The counterfeit innovator is wildly self-confident. The real one is scared to death”
(I owe Ryan’s reading list for introducing the book to me, and his note-taking method for being able to find the passage quickly. Thanks)
[My apologies if this comes up a 2nd time, I tried to post once already it and it didn’t show up after I refreshed the page.]
The issue you guys are discussing comes up in “The War Of Art,” which I’m sure you’re aware is on Ryan’s list of “Books to base your life around,” and it definitely deserves it’s place there.
“Self-doubt can be an ally. This is because it serves as an indicator of aspiration. It reflects love, love of something we dream of doing, and desire, desire to do it. If you find yourself asking yourself (and your friends), “Am I really a writer? Am I really an artists?” chances are you are.

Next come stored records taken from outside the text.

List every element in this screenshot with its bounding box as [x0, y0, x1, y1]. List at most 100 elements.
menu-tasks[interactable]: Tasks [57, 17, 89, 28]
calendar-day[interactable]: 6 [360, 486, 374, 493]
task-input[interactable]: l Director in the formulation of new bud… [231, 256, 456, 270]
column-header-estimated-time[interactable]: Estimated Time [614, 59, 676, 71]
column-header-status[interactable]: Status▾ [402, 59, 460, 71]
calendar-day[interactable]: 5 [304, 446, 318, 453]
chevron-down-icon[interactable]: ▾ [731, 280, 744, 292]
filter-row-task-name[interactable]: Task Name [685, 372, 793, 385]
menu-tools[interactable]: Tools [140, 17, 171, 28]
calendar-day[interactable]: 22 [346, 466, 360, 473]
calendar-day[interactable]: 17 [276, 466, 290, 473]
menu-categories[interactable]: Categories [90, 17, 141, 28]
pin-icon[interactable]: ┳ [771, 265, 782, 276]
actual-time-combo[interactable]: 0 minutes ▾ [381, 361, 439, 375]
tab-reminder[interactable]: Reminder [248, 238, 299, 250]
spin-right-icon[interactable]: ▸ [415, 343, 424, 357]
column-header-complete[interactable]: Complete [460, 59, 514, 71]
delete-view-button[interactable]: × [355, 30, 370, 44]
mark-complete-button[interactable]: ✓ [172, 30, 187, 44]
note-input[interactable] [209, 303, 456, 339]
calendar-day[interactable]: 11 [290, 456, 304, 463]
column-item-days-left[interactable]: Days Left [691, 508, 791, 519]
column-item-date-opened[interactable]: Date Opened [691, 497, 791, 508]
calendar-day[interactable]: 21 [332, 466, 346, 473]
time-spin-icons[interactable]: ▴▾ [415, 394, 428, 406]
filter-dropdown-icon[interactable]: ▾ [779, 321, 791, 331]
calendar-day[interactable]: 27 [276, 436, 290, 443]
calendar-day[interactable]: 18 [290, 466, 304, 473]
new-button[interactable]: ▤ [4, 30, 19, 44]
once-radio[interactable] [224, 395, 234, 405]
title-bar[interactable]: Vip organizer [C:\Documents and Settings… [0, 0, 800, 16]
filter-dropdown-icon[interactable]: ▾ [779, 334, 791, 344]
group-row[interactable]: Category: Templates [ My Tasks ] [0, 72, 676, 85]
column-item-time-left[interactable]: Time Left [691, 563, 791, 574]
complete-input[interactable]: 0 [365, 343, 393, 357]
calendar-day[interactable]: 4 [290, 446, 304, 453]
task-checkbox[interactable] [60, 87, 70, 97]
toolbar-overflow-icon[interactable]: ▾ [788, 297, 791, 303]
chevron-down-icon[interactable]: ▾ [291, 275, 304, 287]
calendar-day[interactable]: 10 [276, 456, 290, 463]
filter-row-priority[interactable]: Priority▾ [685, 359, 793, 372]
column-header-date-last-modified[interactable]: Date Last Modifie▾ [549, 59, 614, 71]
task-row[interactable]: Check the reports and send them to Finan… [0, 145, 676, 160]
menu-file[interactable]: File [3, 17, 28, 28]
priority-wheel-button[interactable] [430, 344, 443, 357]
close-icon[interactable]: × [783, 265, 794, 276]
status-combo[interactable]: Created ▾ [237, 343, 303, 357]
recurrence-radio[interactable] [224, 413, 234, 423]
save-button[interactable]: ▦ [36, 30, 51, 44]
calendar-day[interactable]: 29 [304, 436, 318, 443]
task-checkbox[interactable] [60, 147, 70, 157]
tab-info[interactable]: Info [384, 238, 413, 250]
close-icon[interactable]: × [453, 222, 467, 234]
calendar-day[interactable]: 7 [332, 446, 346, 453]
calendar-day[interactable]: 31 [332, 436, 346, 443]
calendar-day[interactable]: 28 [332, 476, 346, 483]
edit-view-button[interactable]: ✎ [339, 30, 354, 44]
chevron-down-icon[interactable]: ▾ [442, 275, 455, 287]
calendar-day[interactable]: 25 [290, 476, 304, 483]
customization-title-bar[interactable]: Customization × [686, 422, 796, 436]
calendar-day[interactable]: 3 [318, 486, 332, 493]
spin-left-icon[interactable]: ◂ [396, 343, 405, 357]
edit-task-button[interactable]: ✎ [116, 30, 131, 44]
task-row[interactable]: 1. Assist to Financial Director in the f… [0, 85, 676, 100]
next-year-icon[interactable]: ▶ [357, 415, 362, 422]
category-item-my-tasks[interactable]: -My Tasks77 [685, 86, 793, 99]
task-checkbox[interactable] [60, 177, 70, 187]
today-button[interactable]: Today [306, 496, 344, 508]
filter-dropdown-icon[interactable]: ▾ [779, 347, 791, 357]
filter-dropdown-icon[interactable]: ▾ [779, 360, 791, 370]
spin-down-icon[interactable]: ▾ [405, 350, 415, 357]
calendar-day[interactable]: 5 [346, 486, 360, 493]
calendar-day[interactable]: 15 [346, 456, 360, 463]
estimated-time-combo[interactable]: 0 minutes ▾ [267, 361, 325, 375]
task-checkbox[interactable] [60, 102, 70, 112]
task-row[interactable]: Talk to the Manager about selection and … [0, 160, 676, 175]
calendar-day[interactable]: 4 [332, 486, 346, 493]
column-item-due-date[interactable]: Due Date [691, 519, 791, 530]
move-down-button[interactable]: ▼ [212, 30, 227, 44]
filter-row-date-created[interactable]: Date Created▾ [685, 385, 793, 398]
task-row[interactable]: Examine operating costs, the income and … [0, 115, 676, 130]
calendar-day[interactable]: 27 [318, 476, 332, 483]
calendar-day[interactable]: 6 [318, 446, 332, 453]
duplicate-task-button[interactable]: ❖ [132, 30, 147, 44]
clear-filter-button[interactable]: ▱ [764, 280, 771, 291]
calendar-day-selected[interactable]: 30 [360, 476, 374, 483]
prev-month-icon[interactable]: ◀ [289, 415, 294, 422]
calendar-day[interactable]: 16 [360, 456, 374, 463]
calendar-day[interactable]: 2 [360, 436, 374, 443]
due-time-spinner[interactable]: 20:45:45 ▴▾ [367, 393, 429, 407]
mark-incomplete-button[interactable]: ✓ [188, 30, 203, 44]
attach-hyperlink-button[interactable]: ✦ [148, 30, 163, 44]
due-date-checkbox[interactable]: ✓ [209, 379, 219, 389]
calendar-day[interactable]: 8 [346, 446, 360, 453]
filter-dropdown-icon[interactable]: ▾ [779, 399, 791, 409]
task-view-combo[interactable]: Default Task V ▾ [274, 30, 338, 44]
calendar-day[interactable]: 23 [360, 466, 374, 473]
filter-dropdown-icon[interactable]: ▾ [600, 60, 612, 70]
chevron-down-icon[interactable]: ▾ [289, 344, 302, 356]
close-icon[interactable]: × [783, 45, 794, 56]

The counterfeit innovator is wildly self-confident. The real one is scared to death”
(I owe Ryan’s reading list for introducing the book to me, and his note-taking method for being able to find the passage quickly. Thanks)
Brian, that’s a really cool quote.
It reminds me of:
“The trouble with the world is that the stupid are cocksure and the intelligent are full of doubt”
-Bertrand Russell
P.S. Where is Ryan’s “books to base your life around” list?
Just re-read this entry and I think there is another perspective to take on what Ryan’s saying. I think the same idea can be applied to our states of mind. I have a tendency when I’m feeling great to think: “Great, I’ve made it, the changes I’ve made are paying off.” Sometimes this is true, most of the time it’s not. All it takes is a little push and my good mood can crumble, some underlying insecurity comes to surface.
So I think what Ryan is said is that when self-confidence comes your way keep level headed about who you are and your insecurities and when insecurities surface examine yourself and remove them. One is an opportunity for humility and the other for improvement.